Assure the action, not the model

Almost every attempt to govern agentic AI begins by trying to certify the model. This is a category error. A frontier model is non-deterministic, so the same prompt need not yield the same output twice; it is revised on a cadence measured in weeks, so any certificate is stale on arrival; and it has no enumerable specification, so there is nothing finite to test it against. You cannot issue a meaningful assurance claim over an object with those three properties.

What can be assured is far smaller and far more concrete: the single action the agent is about to take in the world. An agent that drafts a thousand sentences and then calls one external transfer has done exactly one thing that matters for assurance — the transfer. Payments, deletions, deployments, and outbound communications are discrete, observable, and consequential in a way the model's internal reasoning is not. Assurance must attach there, to the act of committing an effect, because that is the only place where being wrong actually costs anything.

The sharp move in LAAS is who computes the stakes. An agent cannot self-classify its way to a lower bar. The gate — a mechanism outside the agent's control — derives the consequence tier from the observed effect surface of the action: the actual tool it invokes, the scope it touches, and the amount or blast radius involved. The agent may propose; only the gate's tier stands. A self-reported tier lower than the gate's is not merely ignored — it is flagged as a signal that something is trying to grade its own homework.

Make it concrete. An agent issues a $250,000 transfer to an external counterparty. The effect surface reads irreversible (no programmatic undo), public in scope (money leaving for an outside party), and high in value. The gate computes the highest-consequence tier and requires the full battery of checks — independent verification, human approval, complete evidence — regardless of whether the agent labeled the action “routine.” The default direction is unforgiving by design: any attribute the gate cannot positively determine is treated as the worst case. An unknown reversibility is irreversible; an unknown scope is public; an unknown consequence is high.

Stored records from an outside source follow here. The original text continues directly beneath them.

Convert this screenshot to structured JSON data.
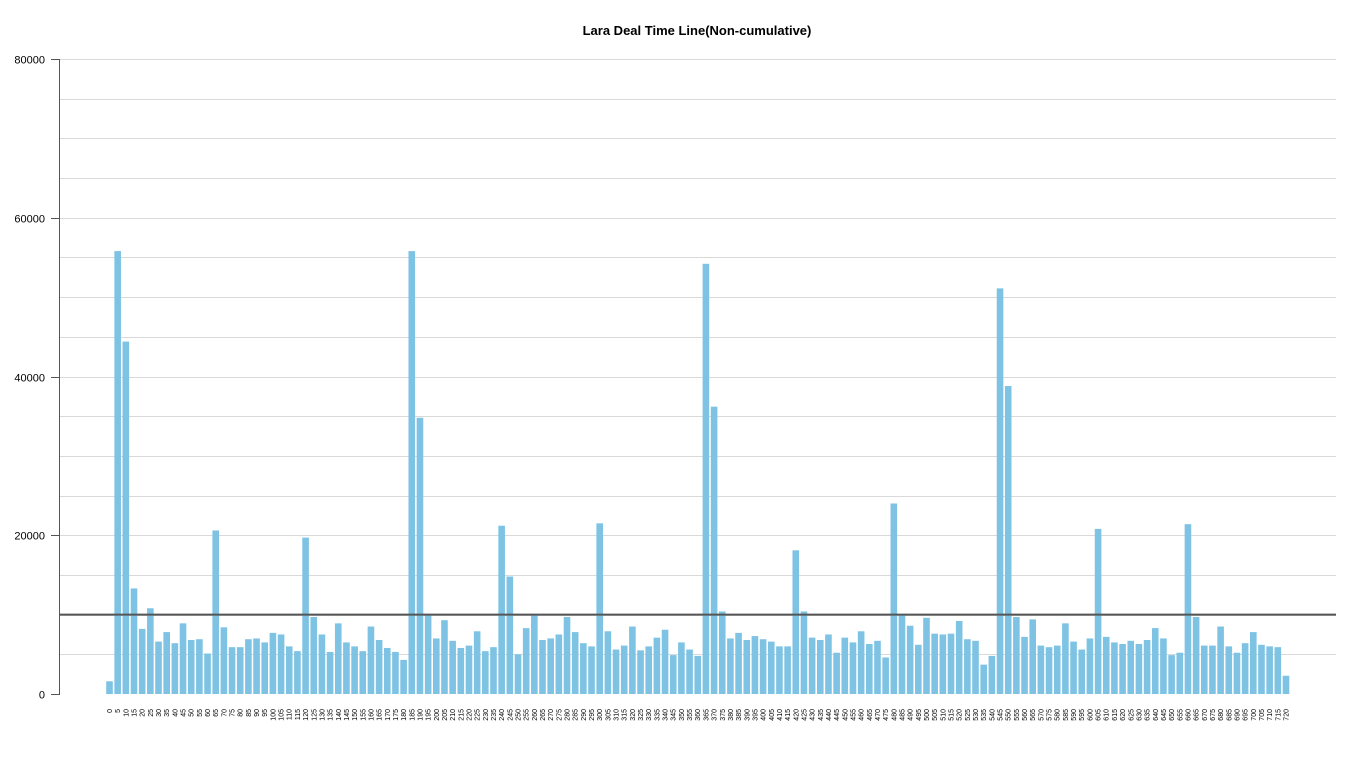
{
  "colors": {
    "bar": "#7ec3e3",
    "grid": "#d9d9d9",
    "axis": "#555555",
    "reference_line": "#555555",
    "background": "#ffffff"
  },
  "chart_data": {
    "type": "bar",
    "title": "Lara Deal Time Line(Non-cumulative)",
    "xlabel": "",
    "ylabel": "",
    "ylim": [
      0,
      80000
    ],
    "yticks": [
      0,
      20000,
      40000,
      60000,
      80000
    ],
    "ytick_labels": [
      "0",
      "20000",
      "40000",
      "60000",
      "80000"
    ],
    "reference_line": 10000,
    "grid": true,
    "categories": [
      "0",
      "5",
      "10",
      "15",
      "20",
      "25",
      "30",
      "35",
      "40",
      "45",
      "50",
      "55",
      "60",
      "65",
      "70",
      "75",
      "80",
      "85",
      "90",
      "95",
      "100",
      "105",
      "110",
      "115",
      "120",
      "125",
      "130",
      "135",
      "140",
      "145",
      "150",
      "155",
      "160",
      "165",
      "170",
      "175",
      "180",
      "185",
      "190",
      "195",
      "200",
      "205",
      "210",
      "215",
      "220",
      "225",
      "230",
      "235",
      "240",
      "245",
      "250",
      "255",
      "260",
      "265",
      "270",
      "275",
      "280",
      "285",
      "290",
      "295",
      "300",
      "305",
      "310",
      "315",
      "320",
      "325",
      "330",
      "335",
      "340",
      "345",
      "350",
      "355",
      "360",
      "365",
      "370",
      "375",
      "380",
      "385",
      "390",
      "395",
      "400",
      "405",
      "410",
      "415",
      "420",
      "425",
      "430",
      "435",
      "440",
      "445",
      "450",
      "455",
      "460",
      "465",
      "470",
      "475",
      "480",
      "485",
      "490",
      "495",
      "500",
      "505",
      "510",
      "515",
      "520",
      "525",
      "530",
      "535",
      "540",
      "545",
      "550",
      "555",
      "560",
      "565",
      "570",
      "575",
      "580",
      "585",
      "590",
      "595",
      "600",
      "605",
      "610",
      "615",
      "620",
      "625",
      "630",
      "635",
      "640",
      "645",
      "650",
      "655",
      "660",
      "665",
      "670",
      "675",
      "680",
      "685",
      "690",
      "695",
      "700",
      "705",
      "710",
      "715",
      "720"
    ],
    "values": [
      1600,
      55800,
      44400,
      13300,
      8200,
      10800,
      6600,
      7800,
      6400,
      8900,
      6800,
      6900,
      5100,
      20600,
      8400,
      5900,
      5900,
      6900,
      7000,
      6500,
      7700,
      7500,
      6000,
      5400,
      19700,
      9700,
      7500,
      5300,
      8900,
      6500,
      6000,
      5400,
      8500,
      6800,
      5800,
      5300,
      4300,
      55800,
      34800,
      10000,
      7000,
      9300,
      6700,
      5800,
      6100,
      7900,
      5400,
      5900,
      21200,
      14800,
      5000,
      8300,
      9900,
      6800,
      7000,
      7500,
      9700,
      7800,
      6400,
      6000,
      21500,
      7900,
      5600,
      6100,
      8500,
      5500,
      6000,
      7100,
      8100,
      4900,
      6500,
      5600,
      4800,
      54200,
      36200,
      10400,
      7000,
      7700,
      6800,
      7300,
      6900,
      6600,
      6000,
      6000,
      18100,
      10400,
      7100,
      6800,
      7500,
      5200,
      7100,
      6500,
      7900,
      6300,
      6700,
      4600,
      24000,
      10000,
      8600,
      6200,
      9600,
      7600,
      7500,
      7600,
      9200,
      6900,
      6700,
      3700,
      4800,
      51100,
      38800,
      9700,
      7200,
      9400,
      6100,
      5900,
      6100,
      8900,
      6600,
      5600,
      7000,
      20800,
      7200,
      6500,
      6300,
      6700,
      6300,
      6800,
      8300,
      7000,
      4900,
      5200,
      21400,
      9700,
      6100,
      6100,
      8500,
      6000,
      5200,
      6400,
      7800,
      6200,
      6000,
      5900,
      2300
    ]
  }
}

None of this is invented from nothing. Three regulated disciplines have spent decades assuring systems no one can fully specify, and each got most of the way there — while leaving the same gap open.

SR 26-2, the US interagency model-risk standard (which superseded SR 11-7 in 2026), subjects every model to credible independent challenge and ongoing back-testing — nothing grades its own work, and outcomes are measured against reality over time. But it governs the model and its lifecycle; it never reaches down to gate the single runtime action an agent is about to commit.

DO-178C, aviation software assurance, scales rigor to consequence with formal assurance levels and demands verification independent of the author — the exact shape LAAS needs. But it assumes a frozen, enumerable specification to verify against, which an open-ended agent does not have.

UL 4600, the autonomous-systems standard, runs a standard-of-care safety case bounded by an operating domain, tracking residual risk through performance indicators. But it monitors reactively — it watches for trouble rather than blocking the irreversible action before it commits. Each regime solved a piece; each left the autonomous agent's individual action ungoverned.

LAAS is zero-trust pushed inward. It distrusts the model's output, the agent's self-classification of its own action, a verifier's claimed independence absent evidence, and the integrity of the gate itself. Every obligation in the standard is an instance of that one principle: if a design would let the constrained party tier, grade, or gate itself, it is malformed.

The standard ships as two coupled layers that share a single source of truth: human-readable normative prose and a machine-evaluable policy bundle. They cannot drift apart, because they are generated from the same definitions, and every action that passes through the gate emits a tamper-evident decision trace recording the derived tier, the verifier, the verdict, and the evidence behind it. The test of the design is literal — a fresh agent handed only the bundle and a task must be able to derive the tier, run the required checks, and emit a verdict of pass, fail, or abstain with no human standing by to explain the rules.

Financial services is the launch vertical. SR 26-2 already pulls institutions toward independent verification and traceable evidence, and the irreversibility of a payment maps cleanly onto the tier lattice — an external transfer is exactly the kind of high-consequence, hard-to-reverse action the standard is built to gate before it commits.

LAAS does not promise correctness, and it should not pretend to. A shallow check, a missed action class, or a poorly assembled evaluation set can still let an error through. What the standard does is bound and evidence the residual risk: it caps how often an undetected error can reach a consequential action, scales that bound to blast radius, and leaves a trace an examiner can reconstruct. It is a standard of care in the sense the mature regimes mean it — defensible, auditable, and honest about what remains — not a certificate of perfection.